Getting same results for n_gram=1,2,3 ?
priyamtejaswin opened this issue · comments
Hi folks,
Thanks for releasing the code, and for making API easy to use.
Changing the n_grams does not seem to change the scores -- I'm wondering if I'm doing something wrong.
I'm using the code provided in the README:
from moverscore_v2 import get_idf_dict, word_mover_score
from collections import defaultdict
idf_dict_hyp = get_idf_dict(translations) # idf_dict_hyp = defaultdict(lambda: 1.)
idf_dict_ref = get_idf_dict(references) # idf_dict_ref = defaultdict(lambda: 1.)
scores = word_mover_score(references, translations, idf_dict_ref, idf_dict_hyp, \
stop_words=[], n_gram=1, remove_subwords=True)

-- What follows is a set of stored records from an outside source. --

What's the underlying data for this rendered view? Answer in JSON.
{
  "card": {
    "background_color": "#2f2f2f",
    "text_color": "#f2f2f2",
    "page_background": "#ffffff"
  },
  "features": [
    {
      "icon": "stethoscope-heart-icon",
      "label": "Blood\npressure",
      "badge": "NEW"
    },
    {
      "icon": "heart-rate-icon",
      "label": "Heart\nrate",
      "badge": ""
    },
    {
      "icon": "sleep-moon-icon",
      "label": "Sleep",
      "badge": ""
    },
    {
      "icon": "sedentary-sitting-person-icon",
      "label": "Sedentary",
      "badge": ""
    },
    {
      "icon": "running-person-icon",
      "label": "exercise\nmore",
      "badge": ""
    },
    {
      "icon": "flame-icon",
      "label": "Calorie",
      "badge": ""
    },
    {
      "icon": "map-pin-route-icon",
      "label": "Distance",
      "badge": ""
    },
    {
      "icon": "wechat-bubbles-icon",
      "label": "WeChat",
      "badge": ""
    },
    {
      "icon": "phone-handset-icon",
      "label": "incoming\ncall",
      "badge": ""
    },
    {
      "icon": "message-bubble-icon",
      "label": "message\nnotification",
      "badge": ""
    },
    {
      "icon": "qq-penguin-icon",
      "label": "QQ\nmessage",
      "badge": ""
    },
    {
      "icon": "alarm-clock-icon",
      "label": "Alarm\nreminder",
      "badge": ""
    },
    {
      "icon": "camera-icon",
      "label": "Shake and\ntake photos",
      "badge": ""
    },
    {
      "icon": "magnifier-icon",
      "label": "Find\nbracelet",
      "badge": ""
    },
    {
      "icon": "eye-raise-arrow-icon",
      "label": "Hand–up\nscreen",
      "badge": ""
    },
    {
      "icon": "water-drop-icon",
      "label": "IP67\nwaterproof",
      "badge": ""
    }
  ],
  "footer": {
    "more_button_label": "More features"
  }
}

I get the same scores for 1
, 2
, and 3
as n_gram
values.
My dataset is the Gigawords summarization Dev set:
- 189K samples
- The "references" are the gold/target summaries
- The "translations" are the model generated summaries
Thanks a lot for your interest. In the moverscore_v2.py, n-gram matching and p-means are ignored by design for speed and simplicity. The full version is in moverscore.py, but it costs longer time to run.